Like Mary today we are being invited to ask God in. To be the home for God in our very lives and souls. This is something we shouldn't take lightly because we never know where this invitation will lead us on the journey. Again take Mary, a teenage pregnant girl who has no father and in that day and age it was so scandalous it was dangerous. She could have been killed, stoned for not following with tradition. It is a miracle she was not. Maybe part of it is right after this she goes to Elizabeth and stays with her for the next three months. Sent away in shame for giving a home to new life within her. This is what giving God a home within us does.

Giving God a home within us means we don't need the church building, just like we have been shown now. We mourn the loss, yet we are not alone in this time. We have a people who centuries ago mourned this loss as well. The people of Israel, captive in Babylon. They wept, they dealt with the loss so far removed, and they came back to a temple destroyed, yet they still felt they had to rebuild even though they lived a whole generation without it and somehow God showed up to them. God kept planting hope.

Our hope is there, the hope which God can only give. As reports of delays in the vaccine come out, we may wonder again, is there hope we can cling to? The only hope we have is in God. I am reminded of Paul singing in prison, of the Hebrew people finding ways to connect to home when they were removed from it, in Peter staying the course even when in chains and people were calling for his life. This is the very thing about asking God in. It asks for our very lives. 

Someone reflected this week on a statement from prison by Bonhoeffer, I can't imagine what it was to be in prison, but I do know this theologian, pastor had a choice. He had escaped to America, but found he could not stay, he had to go back to his land, his people and suffer with them. God was within him, and he is one of the most quoted theologians today. Because he learned what it was to sacrifice it all in order to have God come and lead him through a wilderness on his journey.

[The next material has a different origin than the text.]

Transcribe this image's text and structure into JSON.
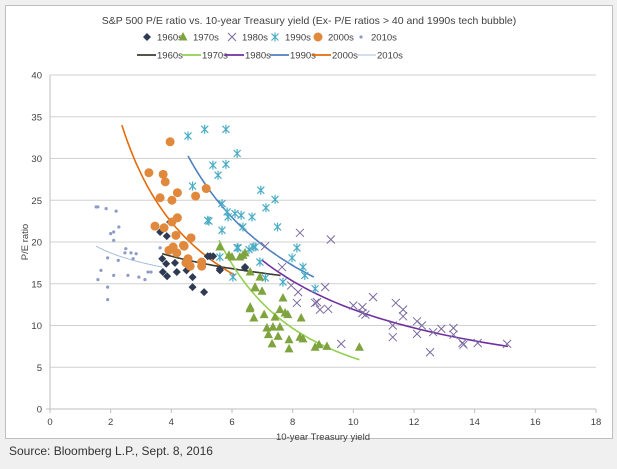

The times are hard right now, they may even seem bleak, but we have a powerful resource. God is asking us today to receive him. This is a new thing, God has shown up to Mary and in her wonderful words the world is turned upside down because she accepts, "Let it be with me". Let it be with me this wonderful gift of a faith born out of hard tragedy. Let it be with me the times to rejoice when the whole world is turned on its head. Let it be with me to plant hope to those who have lost sight of it. Let it be with me, to accept Christ and nurture this growth within me to see it through the journey ahead.